Banjir Bali: 2 Warga Jembrana Tewas, 200 Orang Mengungsi
10 September 2025 13:17 WIB
ยท
waktu baca 2 menit
Banjir Bali: 2 Warga Jembrana Tewas, 200 Orang Mengungsi
Badan Nasional Penanggulangan Bencana (BNPB) menyampaikan perkembangan banjir yang melanda Bali pada Selasa (9/9) malam. Banjir dipicu hujan deras.kumparanNEWS

Badan Nasional Penanggulangan Bencana (BNPB) menyampaikan perkembangan banjir yang melanda Bali pada Selasa (9/9) malam. Banjir dipicu hujan deras.

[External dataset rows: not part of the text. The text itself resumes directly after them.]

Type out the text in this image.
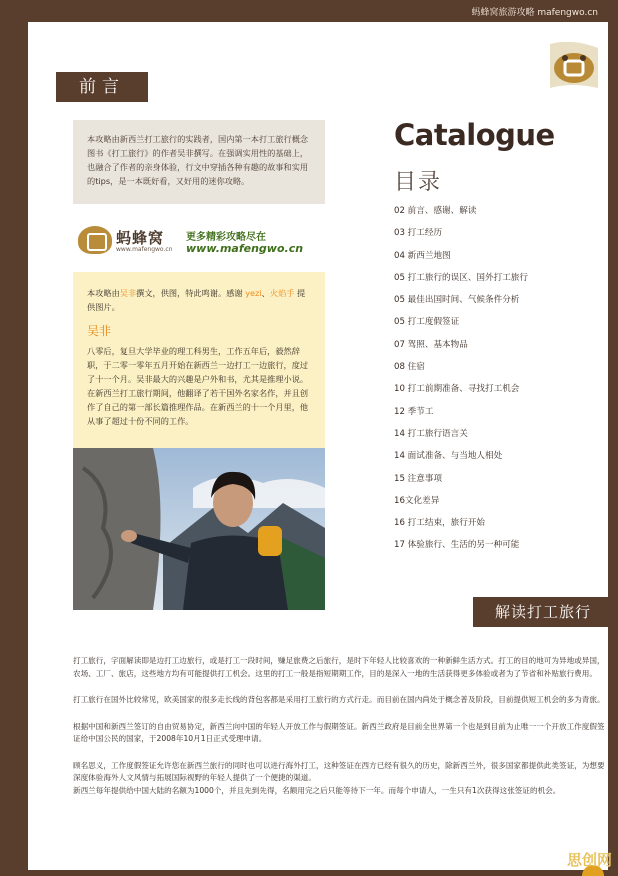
蚂蜂窝旅游攻略 mafengwo.cn
前言
本攻略由新西兰打工旅行的实践者，国内第一本打工旅行概念图书《打工旅行》的作者吴非撰写。在强调实用性的基础上，也融合了作者的亲身体验，行文中穿插各种有趣的故事和实用的tips，是一本既好看，又好用的迷你攻略。
蚂蜂窝
www.mafengwo.cn
更多精彩攻略尽在
www.mafengwo.cn
本攻略由吴非撰文，供图，特此鸣谢。感谢 yezi、火焰手 提供图片。
吴非
八零后，复旦大学毕业的理工科男生，工作五年后，毅然辞职，于二零一零年五月开始在新西兰一边打工一边旅行，度过了十一个月。吴非最大的兴趣是户外和书，尤其是推理小说。在新西兰打工旅行期间，他翻译了若干国外名家名作，并且创作了自己的第一部长篇推理作品。在新西兰的十一个月里，他从事了超过十份不同的工作。
Catalogue
目录
02 前言、感谢、解读
03 打工经历
04 新西兰地图
05 打工旅行的误区、国外打工旅行
05 最佳出国时间、气候条件分析
05 打工度假签证
07 驾照、基本物品
08 住宿
10 打工前期准备、寻找打工机会
12 季节工
14 打工旅行语言关
14 面试准备、与当地人相处
15 注意事项
16文化差异
16 打工结束，旅行开始
17 体验旅行、生活的另一种可能
解读打工旅行

打工旅行，字面解读即是边打工边旅行，或是打工一段时间，赚足旅费之后旅行，是时下年轻人比较喜欢的一种新鲜生活方式。打工的目的地可为异地或异国，农场、工厂、旅店，这些地方均有可能提供打工机会。这里的打工一般是指短期期工作，目的是深入一地的生活获得更多体验或者为了节省和补贴旅行费用。

打工旅行在国外比较常见，欧美国家的很多走长线的背包客都是采用打工旅行的方式行走。而目前在国内尚处于概念普及阶段，目前提供短工机会的多为青旅。

根据中国和新西兰签订的自由贸易协定，新西兰向中国的年轻人开放工作与假期签证。新西兰政府是目前全世界第一个也是到目前为止唯一一个开放工作度假签证给中国公民的国家，于2008年10月1日正式受理申请。

顾名思义，工作度假签证允许您在新西兰旅行的同时也可以进行海外打工，这种签证在西方已经有很久的历史，除新西兰外，很多国家都提供此类签证，为想要深度体验海外人文风情与拓展国际视野的年轻人提供了一个便捷的渠道。

新西兰每年提供给中国大陆的名额为1000个，并且先到先得，名额用完之后只能等待下一年。而每个申请人，一生只有1次获得这张签证的机会。

思创网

BNPB menuturkan, berdasarkan laporan dari BPBD setempat, beberapa wilayah terendam banjir yakni Kabupaten Jembrana, Gianyar, Tabanan, Klungkung, dan Kota Denpasar.
"Data sementara yang diterima BNPB pada Rabu (10/9) pukul 11.30 WIB menyebutkan 2 warga meninggal dan 103 KK (200 jiwa) terdampak di Kabupaten Jembrana," kata Kepala Pusat Data, Informasi dan Komunikasi Kebencanaan BNPB, Abdul Muhari.

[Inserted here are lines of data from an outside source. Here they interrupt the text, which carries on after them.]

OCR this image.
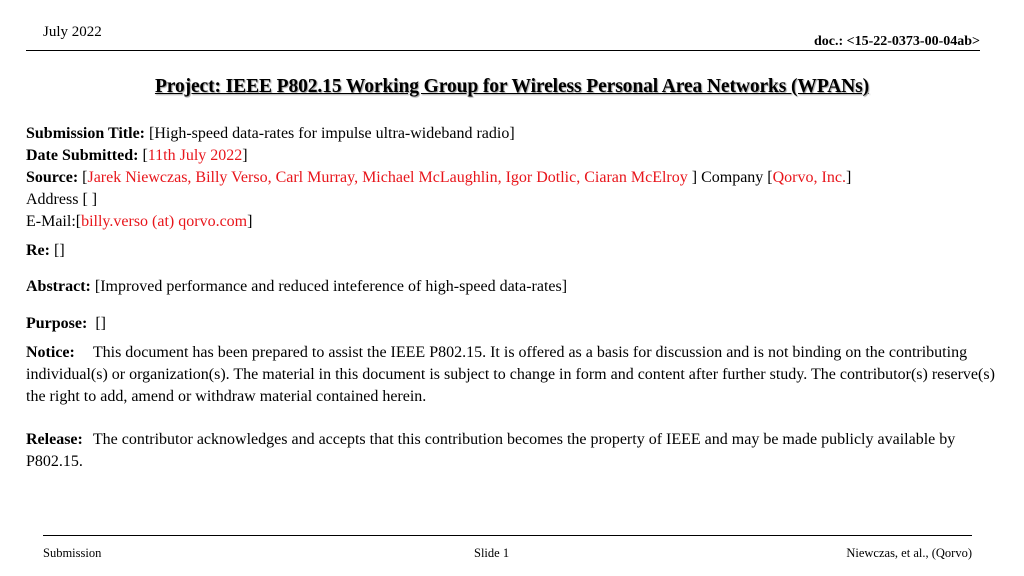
July 2022
doc.: <15-22-0373-00-04ab>
Project: IEEE P802.15 Working Group for Wireless Personal Area Networks (WPANs)
Submission Title: [High-speed data-rates for impulse ultra-wideband radio]
Date Submitted: [11th July 2022]
Source: [Jarek Niewczas, Billy Verso, Carl Murray, Michael McLaughlin, Igor Dotlic, Ciaran McElroy ] Company [Qorvo, Inc.]
Address [ ]
E-Mail:[billy.verso (at) qorvo.com]
Re: []
Abstract: [Improved performance and reduced inteference of high-speed data-rates]
Purpose: []
Notice: This document has been prepared to assist the IEEE P802.15. It is offered as a basis for discussion and is not binding on the contributing individual(s) or organization(s). The material in this document is subject to change in form and content after further study. The contributor(s) reserve(s) the right to add, amend or withdraw material contained herein.
Release: The contributor acknowledges and accepts that this contribution becomes the property of IEEE and may be made publicly available by P802.15.
Submission	Slide 1	Niewczas, et al., (Qorvo)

Selain itu, BPBD mencatat 85 warga mengungsi di beberapa titik di Kabupaten Jembrana, di antaranya pos balai Desa Yeh Kuning 10 jiwa, pos balai banjar Yeh Kuning 10 jiwa, musala Assidiqie 40 jiwa dan musala Darul Mustofa 25 jiwa.

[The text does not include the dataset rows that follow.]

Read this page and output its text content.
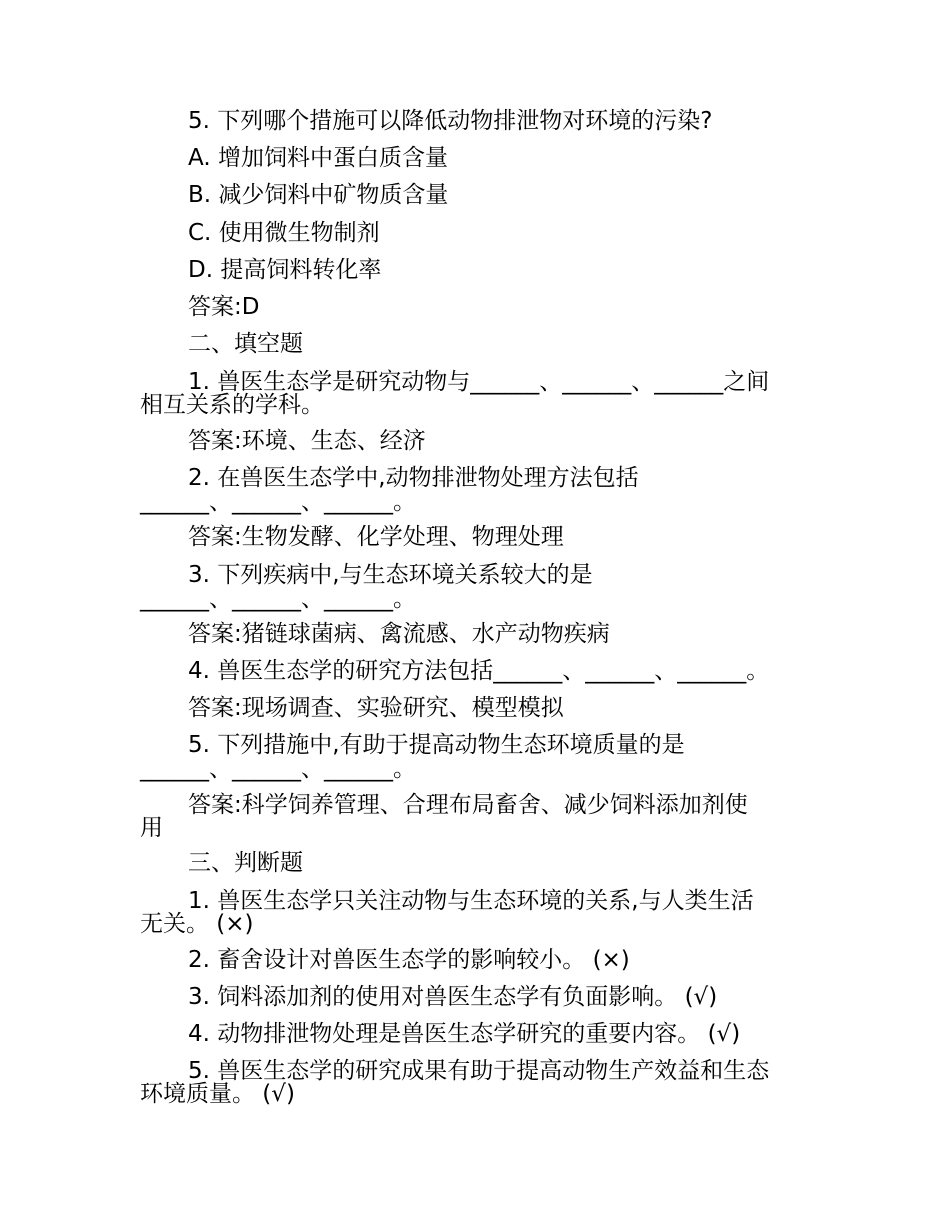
5. 下列哪个措施可以降低动物排泄物对环境的污染?
A. 增加饲料中蛋白质含量
B. 减少饲料中矿物质含量
C. 使用微生物制剂
D. 提高饲料转化率
答案:D
二、填空题
1. 兽医生态学是研究动物与______、______、______之间
相互关系的学科。
答案:环境、生态、经济
2. 在兽医生态学中,动物排泄物处理方法包括
______、______、______。
答案:生物发酵、化学处理、物理处理
3. 下列疾病中,与生态环境关系较大的是
______、______、______。
答案:猪链球菌病、禽流感、水产动物疾病
4. 兽医生态学的研究方法包括______、______、______。
答案:现场调查、实验研究、模型模拟
5. 下列措施中,有助于提高动物生态环境质量的是
______、______、______。
答案:科学饲养管理、合理布局畜舍、减少饲料添加剂使
用
三、判断题
1. 兽医生态学只关注动物与生态环境的关系,与人类生活
无关。 (×)
2. 畜舍设计对兽医生态学的影响较小。 (×)
3. 饲料添加剂的使用对兽医生态学有负面影响。 (√)
4. 动物排泄物处理是兽医生态学研究的重要内容。 (√)
5. 兽医生态学的研究成果有助于提高动物生产效益和生态
环境质量。 (√)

"Sedangkan di Kabupaten Klungkung, sebanyak 104 KK (432 jiwa) jiwa terdampak," ucap Muhari.
Sementara untuk wilayah lain, masih dalam proses pendataan BPBD setempat.
BPBD setempat masih melakukan upaya penanganan darurat. BPBD Bali turut mendukung BPBD kabupaten dan kota untuk memastikan penanganan darurat berjalan baik.
Kondisi terkini, banjir masih menggenangi wilayah-wilayah terdampak. BNPB memantau situasi penanganan banjir dan berkoordinasi dengan BPBD setempat.
"Melihat pemantauan potensi cuaca, wilayah Bali pada hari ini (10/9) hingga pukul 16.00 Wita masih berpotensi hujan dengan intensitas sedang hingga lebat yang disertai angin kencang," ucap Muhari.
"Peringatan dini cuaca teridentifikasi berada di beberapa wilayah Bali, seperti Kabupaten Tabanan, Badung, Gianyar, Klungkung, Bangli, Karangasem, Buleleng dan Kota Denpasar," tutur dia.
BNPB mengimbau pemerintah daerah dan masyarakat untuk waspada terhadap ancaman bahaya hidrometeorologi basah, seperti banjir, banjir bandang, tanah longsor, maupun angin kencang.
Warga dapat memantau informasi cuaca dari sumber resmi pemerintah untuk kesiapsiagaan.